Change is hard, especially when you consider that the most popular 2020 new year’s resolutions are exercising more and saving money… two things a lot of people struggle to do! According to survey results shared by YouGov, 50% of Americans making resolutions say exercise is their top priority, while 49% are focused on saving money. We can help you with both of those resolutions. The fitness edition of our Indiana MoneyWise e-magazine includes information on yoga for every budget, meal planning, and more. And the Indiana MoneyWise website as a whole is filled with information to help you get on a better financial path.

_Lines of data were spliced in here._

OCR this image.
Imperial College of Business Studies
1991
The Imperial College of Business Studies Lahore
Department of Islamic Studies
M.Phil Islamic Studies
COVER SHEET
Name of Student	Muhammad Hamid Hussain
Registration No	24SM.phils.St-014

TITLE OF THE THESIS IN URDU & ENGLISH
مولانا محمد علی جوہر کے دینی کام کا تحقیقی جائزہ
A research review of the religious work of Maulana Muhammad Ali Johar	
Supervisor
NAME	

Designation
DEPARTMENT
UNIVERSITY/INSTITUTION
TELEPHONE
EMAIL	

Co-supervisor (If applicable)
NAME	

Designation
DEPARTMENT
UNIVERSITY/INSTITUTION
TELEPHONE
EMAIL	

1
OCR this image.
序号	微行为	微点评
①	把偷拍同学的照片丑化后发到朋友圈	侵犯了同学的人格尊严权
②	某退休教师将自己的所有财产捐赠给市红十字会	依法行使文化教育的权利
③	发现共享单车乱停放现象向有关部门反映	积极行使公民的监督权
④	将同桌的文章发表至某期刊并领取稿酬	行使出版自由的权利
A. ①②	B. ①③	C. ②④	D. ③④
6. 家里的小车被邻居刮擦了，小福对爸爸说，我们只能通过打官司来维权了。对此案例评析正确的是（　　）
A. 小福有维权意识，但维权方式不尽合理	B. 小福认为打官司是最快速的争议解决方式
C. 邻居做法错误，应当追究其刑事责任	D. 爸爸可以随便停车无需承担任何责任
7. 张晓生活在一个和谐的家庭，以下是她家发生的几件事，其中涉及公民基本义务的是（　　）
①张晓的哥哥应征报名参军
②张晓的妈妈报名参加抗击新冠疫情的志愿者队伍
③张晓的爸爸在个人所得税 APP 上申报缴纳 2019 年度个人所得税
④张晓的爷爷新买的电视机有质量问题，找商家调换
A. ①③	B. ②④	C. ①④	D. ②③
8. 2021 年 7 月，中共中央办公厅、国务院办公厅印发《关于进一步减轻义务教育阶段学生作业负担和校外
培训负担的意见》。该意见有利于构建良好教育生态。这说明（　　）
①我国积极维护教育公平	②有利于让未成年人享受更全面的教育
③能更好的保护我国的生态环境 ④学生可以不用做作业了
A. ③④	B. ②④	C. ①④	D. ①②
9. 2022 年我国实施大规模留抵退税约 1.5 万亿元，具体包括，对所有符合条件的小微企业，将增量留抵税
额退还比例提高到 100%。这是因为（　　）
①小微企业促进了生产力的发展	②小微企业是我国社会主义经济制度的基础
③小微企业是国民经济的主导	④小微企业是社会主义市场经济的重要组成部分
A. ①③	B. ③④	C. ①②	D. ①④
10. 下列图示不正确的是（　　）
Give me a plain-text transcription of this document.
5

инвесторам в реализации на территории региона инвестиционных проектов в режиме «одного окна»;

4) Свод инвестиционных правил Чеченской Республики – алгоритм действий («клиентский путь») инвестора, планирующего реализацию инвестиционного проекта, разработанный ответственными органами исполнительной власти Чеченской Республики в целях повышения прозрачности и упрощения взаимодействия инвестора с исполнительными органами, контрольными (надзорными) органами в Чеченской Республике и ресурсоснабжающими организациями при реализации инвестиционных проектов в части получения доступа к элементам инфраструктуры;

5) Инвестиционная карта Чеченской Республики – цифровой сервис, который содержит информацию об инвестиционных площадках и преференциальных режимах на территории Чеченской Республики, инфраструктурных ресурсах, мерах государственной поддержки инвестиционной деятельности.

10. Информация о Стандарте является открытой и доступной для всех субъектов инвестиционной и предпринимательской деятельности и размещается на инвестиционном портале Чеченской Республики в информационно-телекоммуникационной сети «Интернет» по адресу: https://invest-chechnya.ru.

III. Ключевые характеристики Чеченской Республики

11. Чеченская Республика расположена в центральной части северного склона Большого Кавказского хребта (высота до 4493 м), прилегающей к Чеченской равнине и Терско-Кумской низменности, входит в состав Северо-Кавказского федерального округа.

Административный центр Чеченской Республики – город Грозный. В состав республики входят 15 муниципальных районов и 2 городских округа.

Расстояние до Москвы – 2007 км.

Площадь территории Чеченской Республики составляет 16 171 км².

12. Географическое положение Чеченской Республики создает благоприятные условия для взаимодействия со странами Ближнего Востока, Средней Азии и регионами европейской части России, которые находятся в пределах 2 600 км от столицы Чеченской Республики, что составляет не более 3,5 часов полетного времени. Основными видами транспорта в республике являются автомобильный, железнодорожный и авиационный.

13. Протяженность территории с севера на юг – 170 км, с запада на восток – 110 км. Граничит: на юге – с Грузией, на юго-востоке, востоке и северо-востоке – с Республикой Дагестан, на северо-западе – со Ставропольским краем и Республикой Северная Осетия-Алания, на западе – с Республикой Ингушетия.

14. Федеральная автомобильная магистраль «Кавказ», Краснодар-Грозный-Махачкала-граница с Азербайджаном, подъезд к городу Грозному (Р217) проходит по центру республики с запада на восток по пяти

Speaking of finances, not all resolutions are equal when it comes to the cost of success. Let’s use the “exercising more” resolution as an example. There are a lot of different ways to exercise, but new gym memberships peak this time of year. So how much will a membership cost you? According to The Motley Fool, the average cost of gym membership is $58.00 per month, or $696 per year. But the monthly fee isn’t your only area of consideration. Many gyms charge an initial fee just for joining, and there may be other hidden costs. Keep in mind that there is a LOT of room for negotiation when joining a gym, and you should check to see if you qualify for any discounts based on your age, your employer, or even your health insurance provider. There are also numerous specials this time of year, so be sure to check online before walking into a high pressured sales pitch at the gym itself. And before joining, make sure you read the contract’s fine print… especially when it comes to the gym’s cancelation policy.
There’s one more thing we need to talk about when it comes to resolutions, and that’s when to cut ties with anything that’s draining your budget in order to help you achieve them. Don’t hold on to subscriptions and memberships out of guilt or a belief that if you keep paying for these services, you will magically resuscitate your new year’s resolution. If it’s dead, it’s dead. Bury it in a shallow grave rather than digging a deeper debt hole. Cancel the subscriptions and memberships. If you still want to work toward food choice and exercise resolutions, do so in ways that don’t stretch your budget. There’s a wealth of free information online. You can exercise in your living room or local park without expensive equipment. You can shop for your own groceries and cook your own meals without consulting pricy apps first. And if you need accountability to keep you motivated, ask a trusted friend for such help.